EUBULLETIN: The EU played an important role in finding a peaceful, comprehensive and sustainable solution to the conflict in the Indonesian province of Aceh. Following its successful mission both as a mediator and peace-builder, do you think that the EU has the potential and capacity to become more of a political and security actor in this region?
D.F. Anwar: Well, it is not going to be so easy for the EU to become a real actor in security and political matters in the Asia-Pacific because the EU is lacking real hard-power in this region. The EU is a civilian power, the EU has a lot to offer to Indonesia and to ASEAN in terms of solving conflicts through peaceful means, in developing good governance, democratic peace, conflict resolution – those are the strengths of the EU and I think ASEAN can look to the EU in terms of the benchmarking of regional integration and ASEAN member countries can also look at the experience of the EU in developing their governance. But when it comes to becoming a real actor in managing conflicts, it would be complicated because if we talk about the EU, we think of 28 countries with ships, with guns and aircraft and I am not sure that they would actually be welcome to push their weight in very crowded waters in the South China Sea, for example. So, we have to be very careful that the EU should not be too ambitious in areas where it really does not have an absolute leverage. The EU has lots of soft power and it should make the most of it in our region.

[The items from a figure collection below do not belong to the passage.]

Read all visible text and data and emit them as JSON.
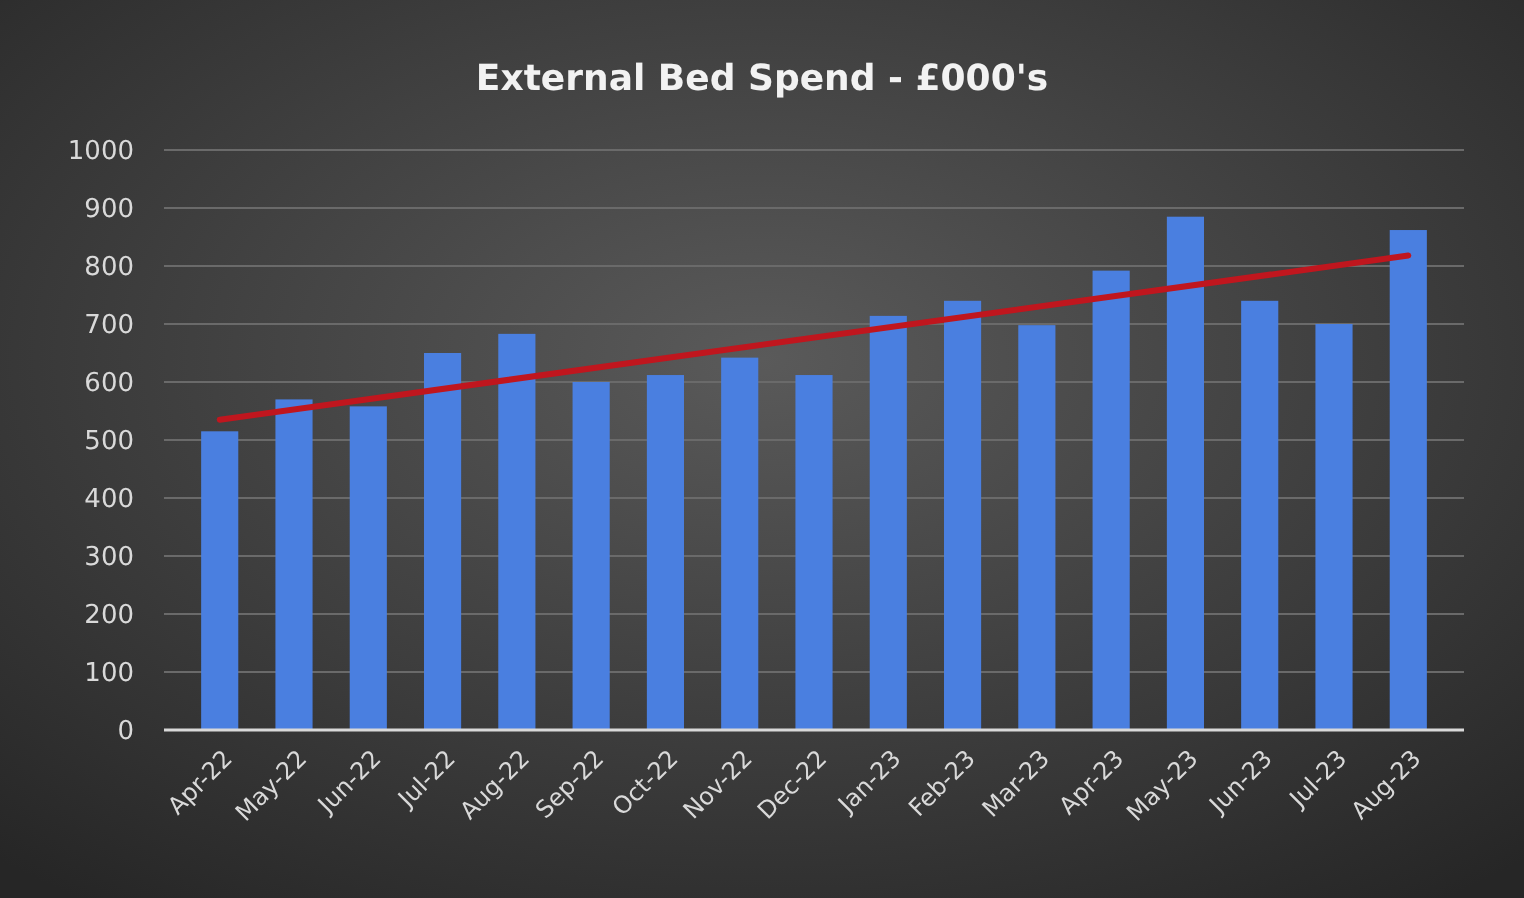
{
  "chart_data": {
    "type": "bar",
    "title": "External Bed Spend - £000's",
    "categories": [
      "Apr-22",
      "May-22",
      "Jun-22",
      "Jul-22",
      "Aug-22",
      "Sep-22",
      "Oct-22",
      "Nov-22",
      "Dec-22",
      "Jan-23",
      "Feb-23",
      "Mar-23",
      "Apr-23",
      "May-23",
      "Jun-23",
      "Jul-23",
      "Aug-23"
    ],
    "series": [
      {
        "color": "#4a7fe0",
        "values": [
          515,
          570,
          558,
          650,
          683,
          600,
          612,
          642,
          612,
          714,
          740,
          698,
          792,
          885,
          740,
          700,
          862
        ]
      },
      {
        "type": "line",
        "color": "#c0161e",
        "x": [
          "Apr-22",
          "Aug-23"
        ],
        "values": [
          535,
          818
        ]
      }
    ],
    "ylim": [
      0,
      1000
    ],
    "yticks": [
      0,
      100,
      200,
      300,
      400,
      500,
      600,
      700,
      800,
      900,
      1000
    ],
    "grid": "y"
  }
}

EUBULLETIN: We can always hear – and this was the case especially during the Asian economic crisis in 1997-1998 – people asking ‘what lessons can Asian countries learn from the West’. But now, with the financial and economic crisis still lingering in Europe, what lessons can the Europeans learn from ASEAN?

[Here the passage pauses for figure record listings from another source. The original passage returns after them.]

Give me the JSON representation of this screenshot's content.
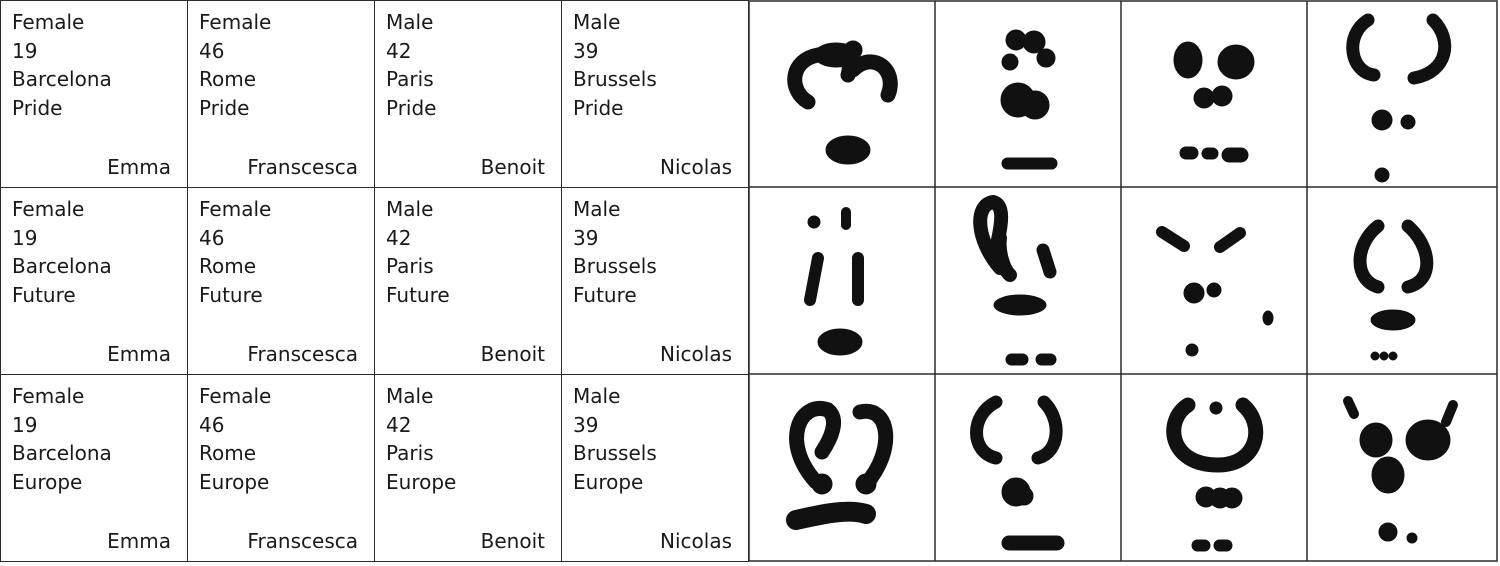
{
  "profiles": [
    {
      "gender": "Female",
      "age": "19",
      "city": "Barcelona",
      "name": "Emma"
    },
    {
      "gender": "Female",
      "age": "46",
      "city": "Rome",
      "name": "Franscesca"
    },
    {
      "gender": "Male",
      "age": "42",
      "city": "Paris",
      "name": "Benoit"
    },
    {
      "gender": "Male",
      "age": "39",
      "city": "Brussels",
      "name": "Nicolas"
    }
  ],
  "themes": [
    "Pride",
    "Future",
    "Europe"
  ],
  "drawings": {
    "rows": 3,
    "cols": 4,
    "ink_color": "#111111",
    "grid_color": "#2a2a2a"
  }
}
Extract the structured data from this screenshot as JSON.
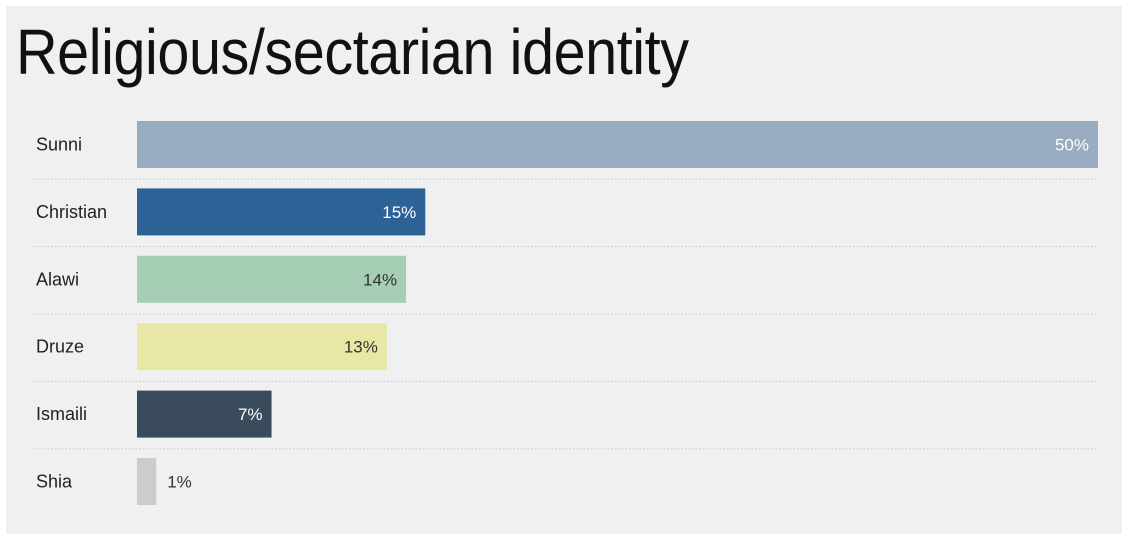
{
  "chart_data": {
    "type": "bar",
    "orientation": "horizontal",
    "title": "Religious/sectarian identity",
    "categories": [
      "Sunni",
      "Christian",
      "Alawi",
      "Druze",
      "Ismaili",
      "Shia"
    ],
    "values": [
      50,
      15,
      14,
      13,
      7,
      1
    ],
    "value_labels": [
      "50%",
      "15%",
      "14%",
      "13%",
      "7%",
      "1%"
    ],
    "colors": [
      "#98abc0",
      "#2d6297",
      "#a6ceb4",
      "#e7e8a6",
      "#3a4b5c",
      "#cccccc"
    ],
    "label_colors": [
      "#ffffff",
      "#ffffff",
      "#333333",
      "#333333",
      "#ffffff",
      "#333333"
    ],
    "xlim": [
      0,
      50
    ],
    "legend": "none",
    "grid": false
  }
}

D.F. Anwar: Well, we have already been through a crisis and we have already learnt a lot from our own crisis. And we saw that if the crisis drags on and on, it also reflects the decision-making process and that it is really important for the national leaders to find a consensus to take tough measures. I think this is very important. And in this case, it is not us who should learn from Europe but it is Europe that should learn from us.
Prof. Dr. Dewi Fortuna Anwar is currently a Deputy Secretary for Political Affairs to the Vice President, Secretariat of the Vice President, Jakarta, Indonesia. She is a leading academic, researcher and political analyst. During the administration of President Habibie of Indonesia, she served as Assistant to the Vice-President for Global Affairs and Assistant Minister/State Secretary for Foreign Affairs. She was Research Professor and Deputy Chairman for Social Sciences and Humanities at The Indonesian Institute of Sciences (LIPI).